James choked over his cooking, nearly killed himself with the butcher knife, put it down, guffawed, tried to stop himself, and finally choked out, “Dear…the cat didn’t run away.”
There was a lengthy silence while I reviewed the available data and said, with dawning horror “Hey! They never put up flyers or looked for her or anything! And they just came in and said “The cat ran away” not “Hey, has anybody seen the cat? Keep an eye out…she’ll turn up. Oh my god!”
Now, I don’t believe in weenie childhood traumas or getting all het up about things that happened twenty years ago, and I wasn’t terribly upset about the fate of the cat–it was an unpredictable, aggressive beast, and even had it been a paragon of felinity, the cat has long passed this mortal coil no matter what. However, the realization that I had never once questioned this improbable tale floored me. I called me mother, who guiltily confirmed that the cat had, in fact, first run up the drapes and then slid down then, shredding ’em, and then bitten my grandmother, which proved the final straw. Grandma, being a tough lady, took the cat somewhere. Where is not entirely clear, but we can assume Grandma took her to the pound.
I’m not upset. Before all our animal lovers get up in arms, or god forbid, start offering me sympathy, please don’t–it was a long time ago, all the participants except my mother and myself are long dead, and the cat had serious, unreformable behavioral issues of the type that would probably lead me as an adult, now, to consider the animal intractable. In practical terms, a cat that attacks people every time it gets a chance is probably not terribly happy with its life anyway. Having a pet is like having a relationship–both participants gotta get something out of it, and guilt doesn’t count as “something”–if you’ve made a good faith effort and the animal’s behavioral problems are madly out of control, give it up. So that didn’t bug me at all, I am wallowing in no guilt or unearned pathos. Let us be pragmatic. (And c’mon, it was twenty years ago.)

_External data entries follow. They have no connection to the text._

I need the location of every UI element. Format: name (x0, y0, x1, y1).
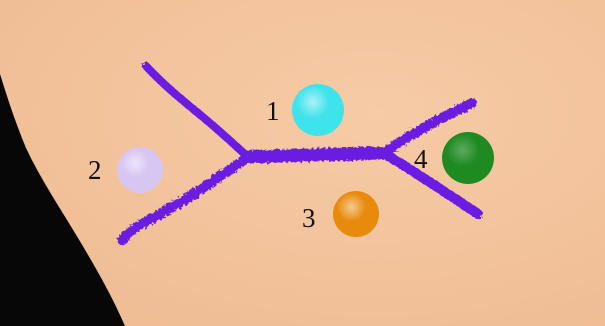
marker-3-shine (333, 191, 379, 237)
marker-2-label: 2 (88, 155, 102, 185)
marker-4-label: 4 (414, 144, 428, 174)
marker-2-shine (117, 147, 163, 193)
marker-3-label: 3 (302, 203, 316, 233)
marker-1-shine (292, 84, 344, 136)
marker-4-shine (442, 132, 494, 184)
marker-1-label: 1 (266, 96, 280, 126)
vessel-trunk (247, 153, 385, 157)
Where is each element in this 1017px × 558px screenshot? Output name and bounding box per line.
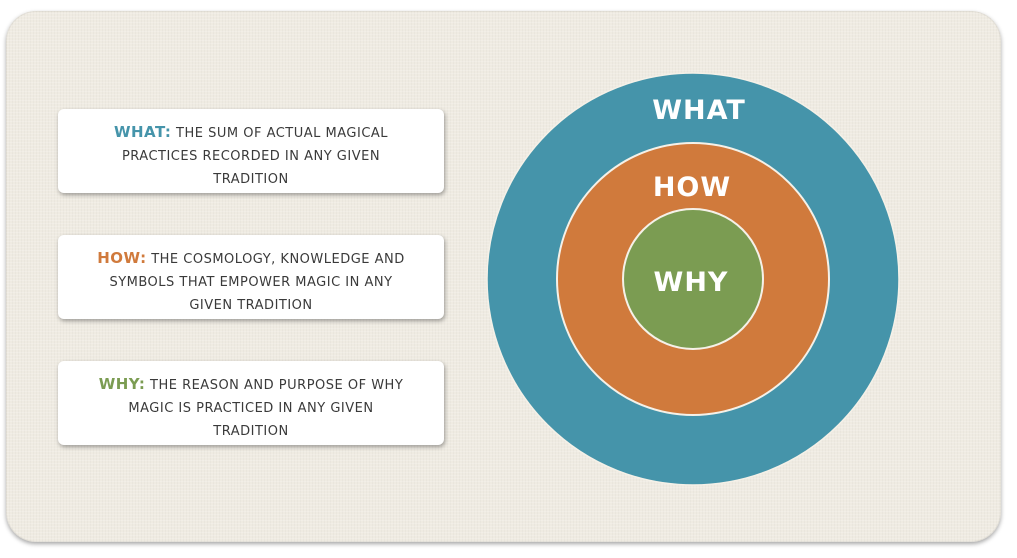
- why-definition-line-3: TRADITION: [213, 424, 289, 439]
- what-ring-label: WHAT: [652, 95, 746, 126]
- how-ring-label: HOW: [653, 172, 731, 203]
- why-definition-line-1: THE REASON AND PURPOSE OF WHY: [150, 378, 404, 393]
- how-definition-line-1: THE COSMOLOGY, KNOWLEDGE AND: [151, 252, 405, 267]
- how-definition-line-3: GIVEN TRADITION: [189, 298, 313, 313]
- how-definition-card: HOW: THE COSMOLOGY, KNOWLEDGE AND SYMBOL…: [58, 235, 444, 319]
- what-definition-line-1: THE SUM OF ACTUAL MAGICAL: [176, 126, 389, 141]
- why-definition-line-2: MAGIC IS PRACTICED IN ANY GIVEN: [128, 401, 374, 416]
- why-ring-label: WHY: [654, 267, 729, 298]
- concentric-circles-diagram: WHAT HOW WHY: [486, 72, 900, 486]
- what-definition-card: WHAT: THE SUM OF ACTUAL MAGICAL PRACTICE…: [58, 109, 444, 193]
- what-definition-line-3: TRADITION: [213, 172, 289, 187]
- why-ring: [622, 208, 764, 350]
- how-definition-line-2: SYMBOLS THAT EMPOWER MAGIC IN ANY: [109, 275, 393, 290]
- why-definition-card: WHY: THE REASON AND PURPOSE OF WHY MAGIC…: [58, 361, 444, 445]
- why-term: WHY:: [98, 375, 146, 393]
- how-term: HOW:: [97, 249, 147, 267]
- what-definition-line-2: PRACTICES RECORDED IN ANY GIVEN: [121, 149, 381, 164]
- what-term: WHAT:: [113, 123, 172, 141]
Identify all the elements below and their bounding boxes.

No, what drove me to that horrified laughter of hysterical realization (you know the kind) is that in all these years of bein’ a skeptic, I never questioned my grandmother’s story. My mother commiserated–her dog “went to live on the farm” at one point when she was a child (Grandma passed on before we thought to inquire, but Mom thought the dog had probably died of something or other.) Grandma was just that sort of person. The whole thing left me bemused–I mean, it was like a set up in a sit-com or something. I feel like such a doof. I know, you get told these things as a kid and you believe ’em, and there’s no reason to ever question them, but it’s the principle!
I’m just not gonna ask what became of my goldfish.